Une causette avec mon ami Rony B. nous a amené à la question suivante : « Les adhésions au complotisme augmentent-elles, soit en nombre d’objets de complot, soit en valeur absolue, soit en fraction de population ? ».
Pour la trancher, je me suis tourné vers Anthony Lantian, notre spécialiste national, que j’ai connu à l’Observatoire zététique il y a mille ans, et que j’ai fréquenté durant ses années doctorales à Grenoble (sa thèse, soutenue en 2015 est ici, et s’appelle Rôle fonctionnel de l’adhésion aux théories du complot : un moyen de distinction ?)
Depuis son poste à l’Université de Nanterre, il s’est fendu d’une réponse si claire que la garder pour nous aurait été indécent.
Anthony Lantian himself :
C’est une question relativement complexe et la formulation de la question est ici cruciale.
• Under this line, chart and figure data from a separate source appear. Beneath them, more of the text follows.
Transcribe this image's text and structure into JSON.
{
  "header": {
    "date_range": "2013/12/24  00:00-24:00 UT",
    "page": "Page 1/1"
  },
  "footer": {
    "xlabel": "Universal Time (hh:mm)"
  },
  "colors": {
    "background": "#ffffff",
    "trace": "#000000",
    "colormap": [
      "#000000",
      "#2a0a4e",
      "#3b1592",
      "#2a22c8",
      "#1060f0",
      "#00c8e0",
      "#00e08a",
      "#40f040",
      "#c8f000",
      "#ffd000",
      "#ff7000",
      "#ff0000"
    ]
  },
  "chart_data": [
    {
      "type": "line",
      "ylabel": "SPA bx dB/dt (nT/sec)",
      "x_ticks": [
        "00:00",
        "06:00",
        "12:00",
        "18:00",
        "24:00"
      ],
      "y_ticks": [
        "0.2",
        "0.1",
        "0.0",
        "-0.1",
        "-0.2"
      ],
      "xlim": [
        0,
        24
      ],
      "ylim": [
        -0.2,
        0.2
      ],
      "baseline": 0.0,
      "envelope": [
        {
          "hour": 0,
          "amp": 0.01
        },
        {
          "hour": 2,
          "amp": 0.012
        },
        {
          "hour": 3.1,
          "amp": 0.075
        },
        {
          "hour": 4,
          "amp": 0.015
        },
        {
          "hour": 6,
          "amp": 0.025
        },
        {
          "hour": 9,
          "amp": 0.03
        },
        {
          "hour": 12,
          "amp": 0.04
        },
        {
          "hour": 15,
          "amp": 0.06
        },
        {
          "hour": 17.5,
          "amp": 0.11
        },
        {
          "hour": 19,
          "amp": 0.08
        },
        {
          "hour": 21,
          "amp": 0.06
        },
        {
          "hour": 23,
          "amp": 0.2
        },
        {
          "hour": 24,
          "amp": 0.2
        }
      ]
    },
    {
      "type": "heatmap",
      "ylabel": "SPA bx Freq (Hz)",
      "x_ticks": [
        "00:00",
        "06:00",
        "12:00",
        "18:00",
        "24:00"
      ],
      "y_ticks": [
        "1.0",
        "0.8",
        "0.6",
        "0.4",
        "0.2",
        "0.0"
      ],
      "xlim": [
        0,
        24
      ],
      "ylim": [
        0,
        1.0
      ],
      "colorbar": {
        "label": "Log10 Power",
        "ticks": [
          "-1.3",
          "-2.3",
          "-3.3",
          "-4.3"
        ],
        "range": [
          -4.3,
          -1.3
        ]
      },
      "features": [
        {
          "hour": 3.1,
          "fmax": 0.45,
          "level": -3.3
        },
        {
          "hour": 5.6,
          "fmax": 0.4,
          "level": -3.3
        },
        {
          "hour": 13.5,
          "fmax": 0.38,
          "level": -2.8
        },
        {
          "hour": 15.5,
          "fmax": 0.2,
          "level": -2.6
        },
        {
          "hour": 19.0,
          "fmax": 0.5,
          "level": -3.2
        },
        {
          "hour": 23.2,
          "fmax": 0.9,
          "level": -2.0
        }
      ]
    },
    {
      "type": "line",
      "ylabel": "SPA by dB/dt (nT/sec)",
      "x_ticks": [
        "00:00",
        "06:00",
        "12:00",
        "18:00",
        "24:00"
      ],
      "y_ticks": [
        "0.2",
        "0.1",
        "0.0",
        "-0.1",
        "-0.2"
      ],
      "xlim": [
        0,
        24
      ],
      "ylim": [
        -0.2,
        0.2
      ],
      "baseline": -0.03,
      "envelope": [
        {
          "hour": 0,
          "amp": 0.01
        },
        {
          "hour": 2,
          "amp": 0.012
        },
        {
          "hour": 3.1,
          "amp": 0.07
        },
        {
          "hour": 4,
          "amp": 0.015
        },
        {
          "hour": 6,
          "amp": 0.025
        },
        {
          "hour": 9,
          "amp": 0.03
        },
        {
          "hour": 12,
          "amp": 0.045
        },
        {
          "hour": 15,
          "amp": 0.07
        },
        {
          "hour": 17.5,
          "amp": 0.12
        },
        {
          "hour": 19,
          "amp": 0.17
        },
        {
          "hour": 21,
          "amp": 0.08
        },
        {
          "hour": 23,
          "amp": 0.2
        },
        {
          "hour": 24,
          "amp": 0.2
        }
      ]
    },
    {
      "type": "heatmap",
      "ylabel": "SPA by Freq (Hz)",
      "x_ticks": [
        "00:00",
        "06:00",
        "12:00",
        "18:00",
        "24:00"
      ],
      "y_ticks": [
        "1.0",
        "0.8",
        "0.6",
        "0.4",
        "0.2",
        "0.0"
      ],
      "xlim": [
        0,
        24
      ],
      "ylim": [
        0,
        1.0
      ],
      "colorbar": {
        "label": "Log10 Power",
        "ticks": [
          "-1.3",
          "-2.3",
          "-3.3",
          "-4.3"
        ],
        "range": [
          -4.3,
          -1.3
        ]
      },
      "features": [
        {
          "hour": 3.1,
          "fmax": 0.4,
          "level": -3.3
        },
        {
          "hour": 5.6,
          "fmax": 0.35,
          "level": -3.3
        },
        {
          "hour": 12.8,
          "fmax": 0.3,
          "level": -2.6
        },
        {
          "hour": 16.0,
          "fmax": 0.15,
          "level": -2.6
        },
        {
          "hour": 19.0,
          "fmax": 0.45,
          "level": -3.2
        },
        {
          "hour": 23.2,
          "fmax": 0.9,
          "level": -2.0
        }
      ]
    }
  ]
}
Je vois trois éléments qui nécessitent d’être précisés pour y répondre de manière appropriée.
a) Est-il question du nombre de personnes qui croient aux théories du complot, ou du degré moyen de croyance aux théories du complot ?
S’il est question du nombre de personnes, il me semble difficile de répondre à cette question, étant donné que dans la littérature scientifique à ce sujet, il est consensuellement admis qu’il n’y a pas une différence de nature entre ceux qui croient et ceux qui ne croient pas aux théories du complot, mais plutôt une différence de degré (on y croit plus ou moins).
S’il s’agit du degré moyen de croyance aux théories du complot, la réponse à cette question repose en partie sur la mesure de ces croyances, ce qui rajoute une nouvelle couche de complexité (j’y reviendrai plus tard).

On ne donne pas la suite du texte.